Hanya saja, kata Drajat, yang menjadi persoalan adalah, saat ini kelas menengah Indonesia sedang sesak napas karena Badan Pusat Statistik (BPS) mencatat penurunan kelas menengah secara signifikan sejak 2019.
"Situasi ini menyebabkan lesunya daya beli kelas menengah yang konsumsinya selama ini menopang roda perekonomian," katanya.
Sementara di sisi lain kenaikan upah para pegawai juga tak selaras dengan tingkat inflasi dan kenaikan harga.
Meski demikian, Drajat juga mengatakan bahwa selain utang-utang yang ditarik Presiden Jokowi, fiskal Indonesia juga masih terdampak dari pengelolaan utang maupun aset negara yang kurang berhati-hati sejak puluhan tahun lalu.
"Aset-aset negara eks BLBI (Bantuan Likuiditas Bank Indonesia) dulu, bebannya kita rasakan sampai 30 tahun. Negara itu sama dengan kita; kita ketika berutang, gampang, tapi ketika membayar, kita kan jadi pusing," katanya.
Berdasarkan data Kementerian Keuangan (Kemenkeu), posisi utang pemerintah tercatat terus bertambah setiap bulannya.

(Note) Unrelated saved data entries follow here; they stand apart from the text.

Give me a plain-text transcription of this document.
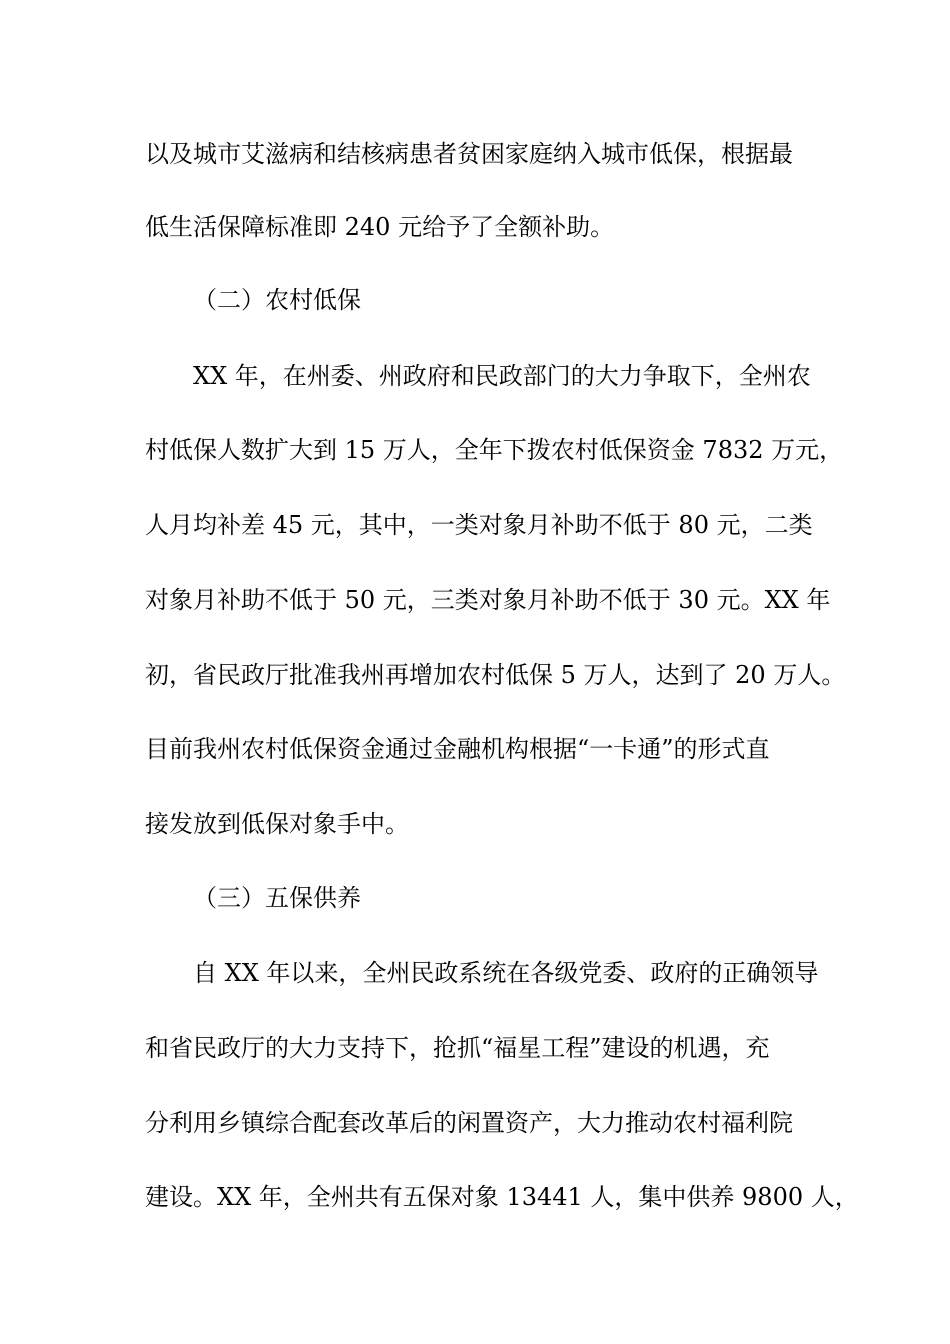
以及城市艾滋病和结核病患者贫困家庭纳入城市低保，根据最

低生活保障标准即 240 元给予了全额补助。

（二）农村低保

XX 年，在州委、州政府和民政部门的大力争取下，全州农

村低保人数扩大到 15 万人，全年下拨农村低保资金 7832 万元，

人月均补差 45 元，其中，一类对象月补助不低于 80 元，二类

对象月补助不低于 50 元，三类对象月补助不低于 30 元。XX 年

初，省民政厅批准我州再增加农村低保 5 万人，达到了 20 万人。

目前我州农村低保资金通过金融机构根据“一卡通”的形式直

接发放到低保对象手中。

（三）五保供养

自 XX 年以来，全州民政系统在各级党委、政府的正确领导

和省民政厅的大力支持下，抢抓“福星工程”建设的机遇，充

分利用乡镇综合配套改革后的闲置资产，大力推动农村福利院

建设。XX 年，全州共有五保对象 13441 人，集中供养 9800 人，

Hal ini seiring dengan kebutuhan pemerintah menambal defisit dari APBN.
Per 31 Juli 2024, jumlah utang pemerintah telah menyentuh Rp8.502,69 triliun, setara dengan 38,68 persen dari produk domestik bruto (PDB) RI.

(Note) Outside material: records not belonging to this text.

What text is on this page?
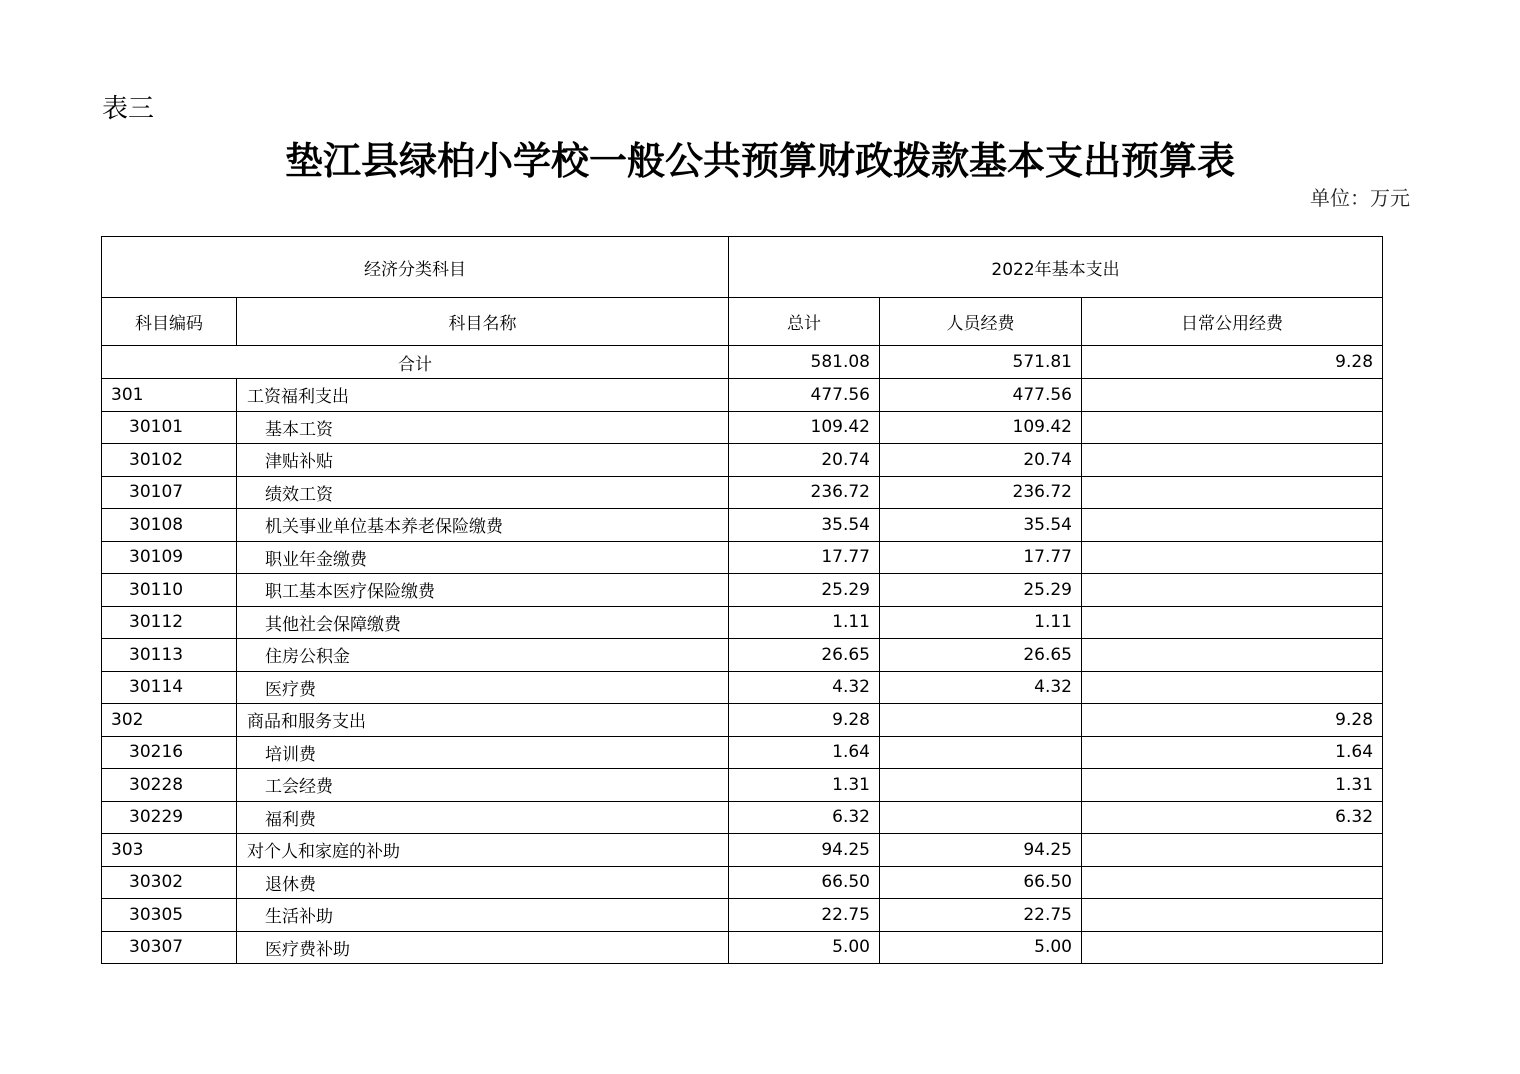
表三

垫江县绿柏小学校一般公共预算财政拨款基本支出预算表

单位：万元

经济分类科目		2022年基本支出		
科目编码	科目名称	总计	人员经费	日常公用经费
合计		581.08	571.81	9.28
301	工资福利支出	477.56	477.56	
30101	基本工资	109.42	109.42	
30102	津贴补贴	20.74	20.74	
30107	绩效工资	236.72	236.72	
30108	机关事业单位基本养老保险缴费	35.54	35.54	
30109	职业年金缴费	17.77	17.77	
30110	职工基本医疗保险缴费	25.29	25.29	
30112	其他社会保障缴费	1.11	1.11	
30113	住房公积金	26.65	26.65	
30114	医疗费	4.32	4.32	
302	商品和服务支出	9.28		9.28
30216	培训费	1.64		1.64
30228	工会经费	1.31		1.31
30229	福利费	6.32		6.32
303	对个人和家庭的补助	94.25	94.25	
30302	退休费	66.50	66.50	
30305	生活补助	22.75	22.75	
30307	医疗费补助	5.00	5.00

Dengan jumlah yang sebesar itu, selama dua periode kepemimpinan Jokowi (2014-2019 dan 2019-2024), utang pemerintah telah bertambah sekitar Rp5.894 triliun dalam kurun waktu hampir 10 tahun.
Jika dibandingkan dengan posisi sebelum rezim Jokowi, utang pemerintah melonjak sekitar 225 persen, atau naik lebih dari tiga kali lipat.
Besarnya beban warisan utang tercermin dari pagu anggaran belanja untuk membayar bunga utang dalam Rancangan APBN 2025 yang mencapai Rp 552,9 triliun.
Angka ini meningkat sekitar 10,8 persen dari outlook pembayaran bunga utang pemerintah tahun ini sebesar Rp 499 triliun. (rhm)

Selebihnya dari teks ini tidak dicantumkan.